Род: Перед концертом в Мемфисе все уже были готовы выйти на сцену, вот только Дейзи никто не мог найти. Я рыскал повсюду, спрашивал о ней всех и каждого. И наконец нашел ее в одном из туалетов при вестибюле. Она вырубилась прямо в кабинке. Она сидела неподвижно на полу, закинув руку за голову. И на секунду – на долю секунды – мне показалось, что она мертва. Я осторожно потряс ее, и Дейзи проснулась.
– Тебе вообще-то пора уже на сцену, – сказал я.
– О’кей, – отозвалась она.
– Тебе надо бы как-то протрезветь, – посоветовал я ей.
– Ой, Род… – выдохнула она. После чего поднялась, подошла к зеркалу, подправила макияж и как ни в чем не бывало отправилась за кулисы к остальным участникам группы.

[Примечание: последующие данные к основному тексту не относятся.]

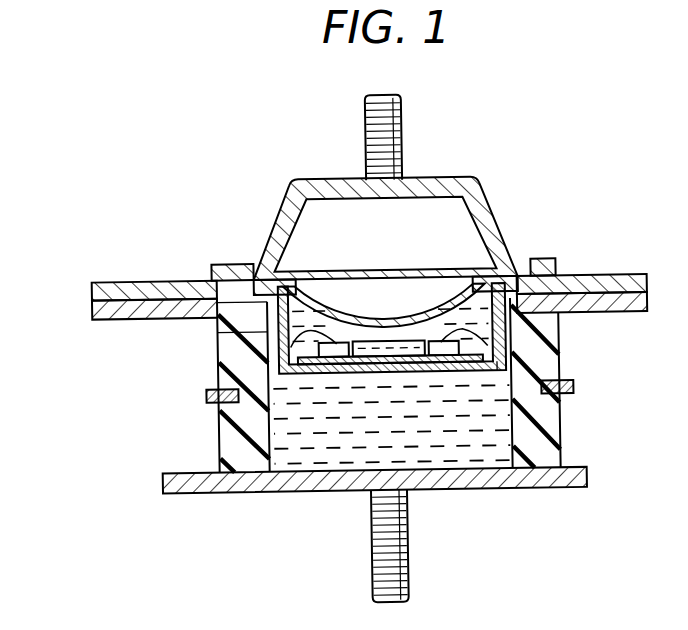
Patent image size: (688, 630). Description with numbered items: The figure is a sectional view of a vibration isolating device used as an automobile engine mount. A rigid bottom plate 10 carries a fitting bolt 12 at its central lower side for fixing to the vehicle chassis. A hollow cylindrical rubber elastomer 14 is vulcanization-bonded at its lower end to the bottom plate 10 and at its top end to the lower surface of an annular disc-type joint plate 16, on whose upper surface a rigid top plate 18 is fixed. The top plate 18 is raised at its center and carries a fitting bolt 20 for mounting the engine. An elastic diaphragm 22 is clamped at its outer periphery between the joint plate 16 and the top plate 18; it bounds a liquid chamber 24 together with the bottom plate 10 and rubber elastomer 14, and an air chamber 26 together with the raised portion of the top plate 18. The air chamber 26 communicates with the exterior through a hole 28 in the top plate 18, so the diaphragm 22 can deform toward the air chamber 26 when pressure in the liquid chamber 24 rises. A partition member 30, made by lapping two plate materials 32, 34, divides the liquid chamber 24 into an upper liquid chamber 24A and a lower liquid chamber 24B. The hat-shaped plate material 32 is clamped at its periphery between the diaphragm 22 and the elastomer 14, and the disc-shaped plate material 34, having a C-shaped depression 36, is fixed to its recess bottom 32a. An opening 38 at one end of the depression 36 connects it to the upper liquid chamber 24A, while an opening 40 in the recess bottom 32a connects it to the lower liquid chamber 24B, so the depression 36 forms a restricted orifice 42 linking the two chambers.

И я подумал тогда: «Я больше не хочу нести ответственность за эту женщину».
Эдди: Новый Орлеан. Осень семьдесят восьмого. Пит подходит ко мне на саундчеке и сообщает:
– Дженни хочет, чтобы мы поженились.
Я говорю:
– Ну так отлично, женись на ней.
– Ага, так и сделаю, – говорит Пит.
Дейзи: Когда ты постоянно в таком ушатанном состоянии, то гораздо медленнее, чем следовало бы, сводишь в мозгу все воедино. Но все ж таки до меня начало доходить, что Никки никогда ни за что не платит, что у него вообще нет собственных денег. И притом он покупает нам все больше марафета. Я говорила ему сколько раз: «Мне хорошо. Мне уже достаточно». Но ему все время требовалось еще и еще. И он хотел, чтобы я тоже принимала больше.

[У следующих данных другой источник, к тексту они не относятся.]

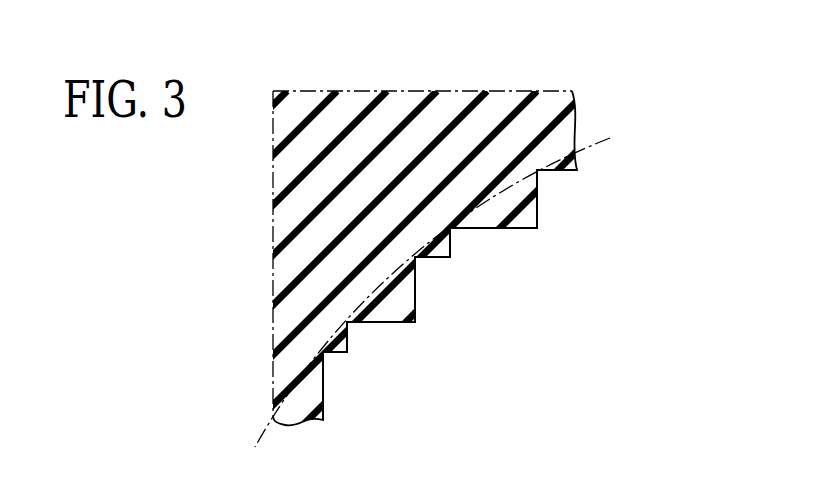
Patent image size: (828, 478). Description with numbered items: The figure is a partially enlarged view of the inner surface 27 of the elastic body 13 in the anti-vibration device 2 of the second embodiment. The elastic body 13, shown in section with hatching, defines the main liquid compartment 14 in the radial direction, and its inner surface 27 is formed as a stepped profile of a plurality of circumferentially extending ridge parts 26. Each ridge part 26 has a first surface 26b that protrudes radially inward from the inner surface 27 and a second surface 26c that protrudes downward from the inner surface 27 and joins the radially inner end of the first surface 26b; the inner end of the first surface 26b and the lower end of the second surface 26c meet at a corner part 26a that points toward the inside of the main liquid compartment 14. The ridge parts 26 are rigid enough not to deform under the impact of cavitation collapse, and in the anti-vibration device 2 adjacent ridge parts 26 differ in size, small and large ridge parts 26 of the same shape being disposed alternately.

The elastic body 13 is at (505, 107).
The anti-vibration device 2 is at (608, 177).
The ridge part 26 is at (523, 185).
The corner part 26a is at (537, 229).
The first surface 26b is at (435, 257).
The second surface 26c is at (455, 238).
The inner surface 27 is at (355, 333).
The main liquid compartment 14 is at (655, 382).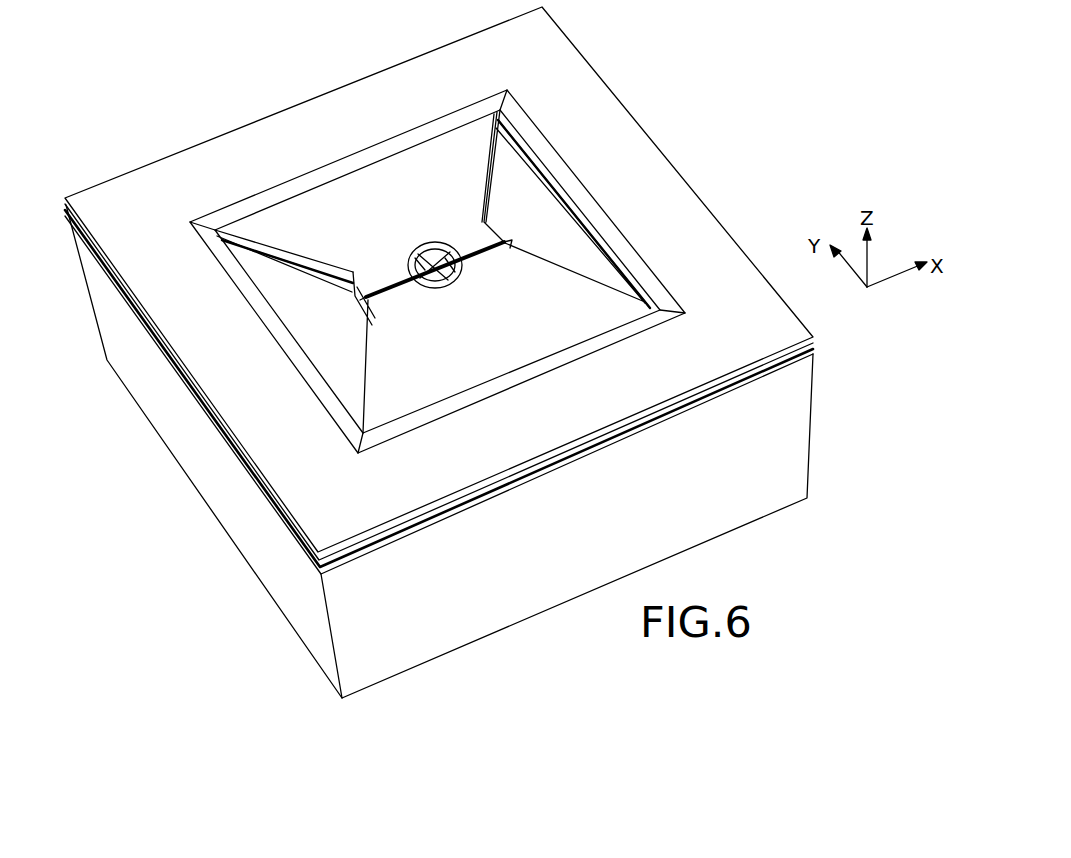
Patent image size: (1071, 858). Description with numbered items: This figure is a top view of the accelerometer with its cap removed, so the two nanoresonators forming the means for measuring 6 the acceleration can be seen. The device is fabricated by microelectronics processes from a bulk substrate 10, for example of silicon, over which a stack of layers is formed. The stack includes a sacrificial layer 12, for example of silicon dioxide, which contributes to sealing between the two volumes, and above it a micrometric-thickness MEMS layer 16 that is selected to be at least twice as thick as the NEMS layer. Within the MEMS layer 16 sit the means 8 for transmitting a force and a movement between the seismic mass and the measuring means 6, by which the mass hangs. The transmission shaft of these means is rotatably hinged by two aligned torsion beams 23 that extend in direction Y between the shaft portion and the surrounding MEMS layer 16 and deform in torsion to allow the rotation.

Однажды утром, по-моему, в декабре, мы сидели в своем автобусе. Мы с Никки лежали на опущенных креслах в самом конце салона, а все остальные устроились впереди. Кажется, мы остановились тогда где-то в районе Канзаса, потому что, когда я взглянула в окно, увидела сплошь равнины. Ни гор, ни холмов, ни малейшей цивилизации. Проснулась – а Никки, оказывается, уже приготовил мне понюшку. У меня проплыло в голове: «А если бы я не захотела?» И я сказала ему:
– Нет, благодарю.
Никки усмехнулся
– Нет уж, давай!
И поднес мне порошок к самому лицу, и я вдохнула.
А когда я посмотрела вдоль прохода, то увидела Билли, который зачем-то зашел в наш автобус и разговаривал то ли с Уорреном, то ли еще с кем. Но… он все увидел. На мгновение я поймала его взгляд, и мне тут же сделалось невероятно грустно.
Билли: Я взял себе за правило держаться от белого автобуса подальше. Ничего хорошего меня там не ожидало.
Грэм: На Рождество и Новый год мы все разъезжались по домам.
Билли: Я был так рад вернуться к своим девочкам!
Камилла: Моя жизнь и мой брак отнюдь не замыкались на том, что мой муж играл и пел в рок-группе. Хотя не стану говорить, будто бы The Six не имела для нас значения. Конечно же, имела. Но все-таки в первую очередь мы были семьей. И Билли, возвращаясь домой, должен был оставлять свою работу за порогом. Что он, собственно, всегда и делал.
Когда я вспоминаю конец семидесятых, то много думаю и об их группе, и об их песнях, и о том, через что мы со всем этим прошли… Но все же чаще всего я вспоминаю, как Джулия училась плавать. И как Сюзанна сказала свое первое слово – «Мимя», и как мы все пытались разобрать, то ли это «мама», то ли «Джулия», то ли «Мария». Или как Мария норовила подергать Билли за волосы. Или как он любил играть с девочками в игру под названием «Кому последний панкейк?». Когда он пек панкейки, а девочки их дружно уплетали, Билли внезапно выкрикивал: «Кому последний панкейк?» И получить его должна была та, что первой поднимала руку. Но как-то так всегда выходило, что он по-любому заставлял их разделить блинчик между собой.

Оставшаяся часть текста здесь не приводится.